History of Science and Technology

The goal of this program is to preserve the raw material of history by supporting archival projects now centered on Charles Darwin, Thomas A. Edison, and Kurt Gdel, and via new projects based on the World Wide Web.



Archival Program
Doron Weber, Program Director

The goal of this program is to preserve and make available to scholars complete collections of the papers, letters, and notes of Darwin, Edison, and Gdel. In 2003, Volume 13 of The Correspondence of Charles Darwin was published while work continued on Volumes 14-21. Over 50 new letters from Darwin were recorded and transcribed while more letters were translated from the French, Italian and German. The Darwin Correspondence Project has won international recognition, most recently when it received the prestigious Queen's Anniversary Prize for Higher and Further Education, presented to its editors by Queen Elizabeth.

The fourth volume of the Edison papers was published and work is underway on volume five and on the electronic edition. The Edison web site has received wide praise.

In 2003, the final two volumes of Kurt Gdel's Collected Works, edited by Solomon Fefferman and John W. Dawson, Jr., were published by Oxford University Press.
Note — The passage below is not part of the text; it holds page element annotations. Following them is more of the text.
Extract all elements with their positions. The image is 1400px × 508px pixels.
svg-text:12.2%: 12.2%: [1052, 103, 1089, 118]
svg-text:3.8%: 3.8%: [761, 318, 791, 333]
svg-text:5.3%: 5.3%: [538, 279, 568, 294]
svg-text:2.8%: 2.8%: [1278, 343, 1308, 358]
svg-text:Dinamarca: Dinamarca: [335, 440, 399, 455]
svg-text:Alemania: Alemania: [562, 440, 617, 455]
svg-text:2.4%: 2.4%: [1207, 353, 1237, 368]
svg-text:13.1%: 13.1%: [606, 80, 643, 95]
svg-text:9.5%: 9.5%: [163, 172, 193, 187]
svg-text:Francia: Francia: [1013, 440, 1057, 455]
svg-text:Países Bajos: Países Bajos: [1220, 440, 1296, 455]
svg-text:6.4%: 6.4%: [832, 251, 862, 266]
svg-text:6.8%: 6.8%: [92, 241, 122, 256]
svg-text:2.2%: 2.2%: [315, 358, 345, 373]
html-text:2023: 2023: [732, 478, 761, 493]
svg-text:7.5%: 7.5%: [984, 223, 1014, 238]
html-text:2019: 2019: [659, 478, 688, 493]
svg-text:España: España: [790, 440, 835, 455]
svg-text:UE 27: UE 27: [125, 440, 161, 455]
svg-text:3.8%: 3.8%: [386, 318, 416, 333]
Recent History of Science and Engineering on the Web
Jesse H. Ausubel, Program Director

The goal of this program is to develop and diffuse a new way of creating, accessing, and preserving the historical record of recent major technical and scientific events by using the Internet. Use of the web allows the actual participants in important technical events, for example, the invention of the computer mouse, to volunteer their own recollections. Initial grants supported the creation of over 30 web sites by ten professional societies, six universities, and a museum, on a wide variety of topics ranging from the development of the artificial heart to the planning, construction, and early operation of the Trans-Alaska pipeline. The goal is to create interactive sites attracting contributions by participants in the actual scientific or technical development to which the site is devoted.